Toxoplasma gondii


Toxoplasmosis is produced by an intracellular sporozoan parasite for which cats are the only definitive host. Toxoplasma gondii infects humans and many animals as intermediate hosts causing systemic disease with lymphadenopathy. It may be transplacentally transmitted to the foetus causing congenital toxoplasmosis.


  • Distribution is worldwide except in extremely cold and dry areas
  • Distribution is dependent on cats, the only final host
  • Infection in humans is common and permanent
  • Humans are infected by the ingestion of cysts (undercooked or raw meat) or by ingestion of oocysts (soil contaminated with cat faeces eaten by children)
  • No person-to-person transmission (except in utero)


  • Acute infection: sporozoites from oocysts or bradyzoites from ingested tissue cysts become tachyzoites which invade the intestinal mucosa.

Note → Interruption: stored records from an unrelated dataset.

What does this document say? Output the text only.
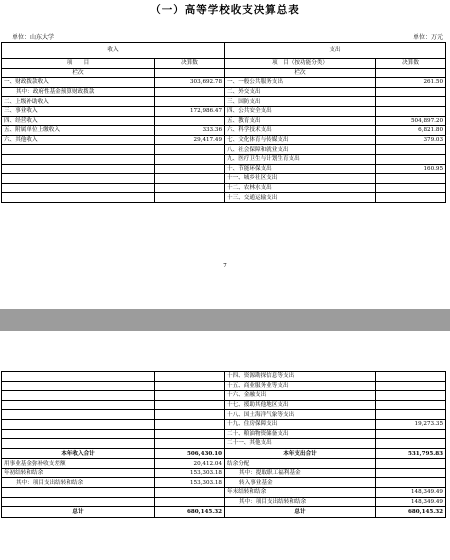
（一）高等学校收支决算总表
单位：山东大学	单位：万元
收入		支出	
项　　目	决算数	项　目（按功能分类）	决算数
栏次		栏次	
一、财政拨款收入	303,692.78	一、一般公共服务支出	261.50
其中：政府性基金预算财政拨款		二、外交支出	
二、上级补助收入		三、国防支出	
三、事业收入	172,986.47	四、公共安全支出	
四、经营收入		五、教育支出	504,897.20
五、附属单位上缴收入	333.36	六、科学技术支出	6,821.80
六、其他收入	29,417.49	七、文化体育与传媒支出	379.03
		八、社会保障和就业支出	
		九、医疗卫生与计划生育支出	
		十、节能环保支出	160.95
		十一、城乡社区支出	
		十二、农林水支出	
		十三、交通运输支出	
7
		十四、资源勘探信息等支出	
		十五、商业服务业等支出	
		十六、金融支出	
		十七、援助其他地区支出	
		十八、国土海洋气象等支出	
		十九、住房保障支出	19,273.35
		二十、粮油物资储备支出	
		二十一、其他支出	
本年收入合计	506,430.10	本年支出合计	531,795.83
用事业基金弥补收支差额	20,412.04	结余分配	
年初结转和结余	153,303.18	其中：提取职工福利基金	
其中：项目支出结转和结余	153,303.18	转入事业基金	
		年末结转和结余	148,349.49
		其中：项目支出结转和结余	148,349.49
总计	680,145.32	总计	680,145.32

Via lymphatic vessels, they infect the regional lymph node and are then distributed via blood to many organs. Tachyzoites can invade all nucleated cells. Acute infection can be asymptomatic or is a febrile disease with a variety of symptoms. In most infected hosts, an effective immune response is built up.
  • Persisting chronic infection: bradyzoites persist in tissue cysts (e.g. in the brain, muscle) for life without causing disease. In AIDS patients or after immunosuppressive treatment, recrudescent infections may result: multiplying tachyzoites may produce multiple necrotic lesions in the brain or in other tissues. This results in all forms of systemic disease which may be fatal!


Clinical Findings

  • Incubation period: 5–23 days
  • Primary toxoplasmosis is a acute febrile multi-system disease with multiple varying symptoms
  • Congenital toxoplasmosis: primary infection during early pregnancy may result in abortion, stillbirth or prematurity. The foetal infection can lead to various clinical findings (e.g. hydrocephalus) or even to death.


Diagnostic methods

Parasitological diagnosis
Oocysts are only found in cats and other felids! Therefore serological methods are of great importance. The parasite (cysts or trophozoites) may be found in tissue biopsies. Free tachyzoites may be found in bronchoalveolar lavage samples.

Molecular diagnosis
Nested PCR and recently also real-time PCR are used to detect Toxoplasma in cerebrospinal fluid or tissue samples

Antigen detection
Only few reports on the detection of circulating antigens during acute infection

Antibody detection
Serology is the traditional method to detect Toxoplasma infections. Specific IgM antibodies are the most frequently used serological marker for a recent infection. However, false-positive results and the persistence of IgM antibodies complicate the interpretation. As an alternative approach, the measurement of the avidity of IgG antibodies against T. gondii by the titration method in patients with detectable IgM antibodies can efficiently define the stage of infection.


Diagnostic strategies

In-depth serological investigations are the cornerstone of all diagnostic approaches!

Prevention and control

  • Pregnant women should be carefully informed about risks and prevention: avoid contact with cats, eat no raw meat, wash hands thoroughly before eating or after contact with cats, soil etc.
  • Patients with AIDS should receive prophylactic treatment throughout life.